鎌倉学園は1区の鈴木祐太(新2年)が39位と出遅れた。それでも児玉には心の準備があった。「(鈴木は)けが明けで調子がよくなかったので、ある程度(遅れる)可能性はあると思ってました」。涼しい顔で児玉が振り返る。「自分の区間で流れをつくって、後ろにつなぐ。できる限り前で渡そうと思いました」。児玉自身も調子は悪い部類だったが、序盤から突っ込み、どんどん抜いていった。「自分の中で、流れに乗れました。たくさん前にいたので、抜いていくことだけ考えました。向かい風でもなかったし、走りやすかったです」。左腕につけた時計も見ずに走った。実に33人を抜き、6位でたすきリレー。初めてタイムを確認し、「区間賞もあるかな、って思いました」と児玉。その通りになった。まさにエースの仕事だった。

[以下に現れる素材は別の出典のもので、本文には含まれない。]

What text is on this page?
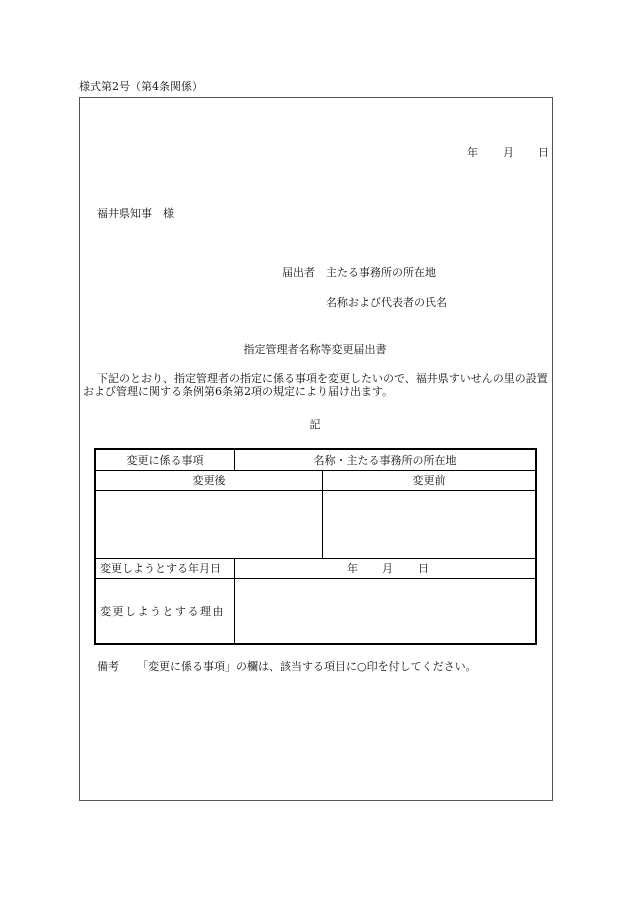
様式第2号（第4条関係）
年 月 日
福井県知事　様
届出者 主たる事務所の所在地
名称および代表者の氏名
指定管理者名称等変更届出書
下記のとおり、指定管理者の指定に係る事項を変更したいので、福井県すいせんの里の設置および管理に関する条例第6条第2項の規定により届け出ます。
記
変更に係る事項	名称・主たる事務所の所在地
変更後	変更前
変更しようとする年月日	年 月 日
変更しようとする理由
備考 「変更に係る事項」の欄は、該当する項目に○印を付してください。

伊那駅伝の2区で区間賞をとった児玉(撮影・松永早弥香)

児玉は鎌倉学園のエースにとどまらず、神奈川のエースと言ってもいい存在だ。昨年10月、5000mで自己ベストを19秒更新する14分3秒21をマークし、県の高校記録を更新した。そのときの心境は「出ちゃった」だったそうだ。「そのあとの県駅伝に照準を合わせてたので、まさかあんなタイムが出るとは思ってなかったんです」。11月の県駅伝では1区を走り、2位に49秒差をつける区間賞。過去に県2位が13度もあったチームを勢いづけ、初優勝で都大路出場が決まった。都大路でも1区を走り、区間5位に食い込んだ。

今年こそインターハイに

横浜市立領家中学校3年の夏までは、走り幅跳びが専門だった。その冬の全国中学駅伝で2位に入ったメンバーとなり、走り続けている。高校駅伝の強豪校に進む道もあったが、進学校の鎌学を選んだ。その理由を尋ねると、児玉はスラスラと言った。「グラウンドが気に入ったのと、陸上が強い。それから進学実績がいい」。グラウンドの何が気に入ったのか。「土のグラウンドなので、足にやさしいんです。ケニアでも土のグラウンドでやってますから。ただ結構カーブが急なんですけど、それは工夫してやればいいんで」と言って笑った。児玉にとって鎌学のグラウンドは“日本のケニア”。着実に力を伸ばしてきた。

昨年の都大路で1区5位と健闘した児玉

昨年はつらい思いもした。都大路出場とともに目標だったインターハイには出られなかった。「あの悔しさがあったから、ここまで頑張れたってのもあります」。だから今年は「インターハイの5000mで、上位で勝負する」というのが個人的な最初の目標だ。インターハイは夏の沖縄で開催される。「沖縄か、いいねえ!!」。私がのんきに言うと、「試合なんで、どこにも行けないと思います」と、真顔で返された。児玉はなかなかに大人だ。

ベランダから見た箱根の2区で区間賞を

新チームになり、児玉は保田進監督に指名されて主将になった。「競技面だけでなく、生活面でも引っ張っていかないといけないんですけど、みんなが支えてくれるので、いまのところ、そんなに大変じゃないです」と、児玉は笑う。新3年生は児玉を含めて8人いるが、昨年度は前主将の河崎元紀と吉村颯斗だけだった。「あの2人はすごく大きい存在でしたし、たった2人でチームをまとめてたんだと思うと、ほんとにすごいです」。最上級生の背負うものの大きさにも、気づき始めている。

伊那駅伝のレース後、仲間に笑いかける児玉

少し早いが、児玉に来たるべき大学での4years.をイメージしてもらった。すぐに箱根駅伝の話になった。「地元が横浜の戸塚区なんで、箱根の2区のコースが家の近くを通るんです。マンションのベランダから、いつも見てました。2区で区間賞をとるのが、僕の最終目標です」

子どものころから眺めてきた「花の2区」。そこを駆け抜ける日を遠くに思い描き、きょうも児玉は“日本のケニア”で地力を蓄える。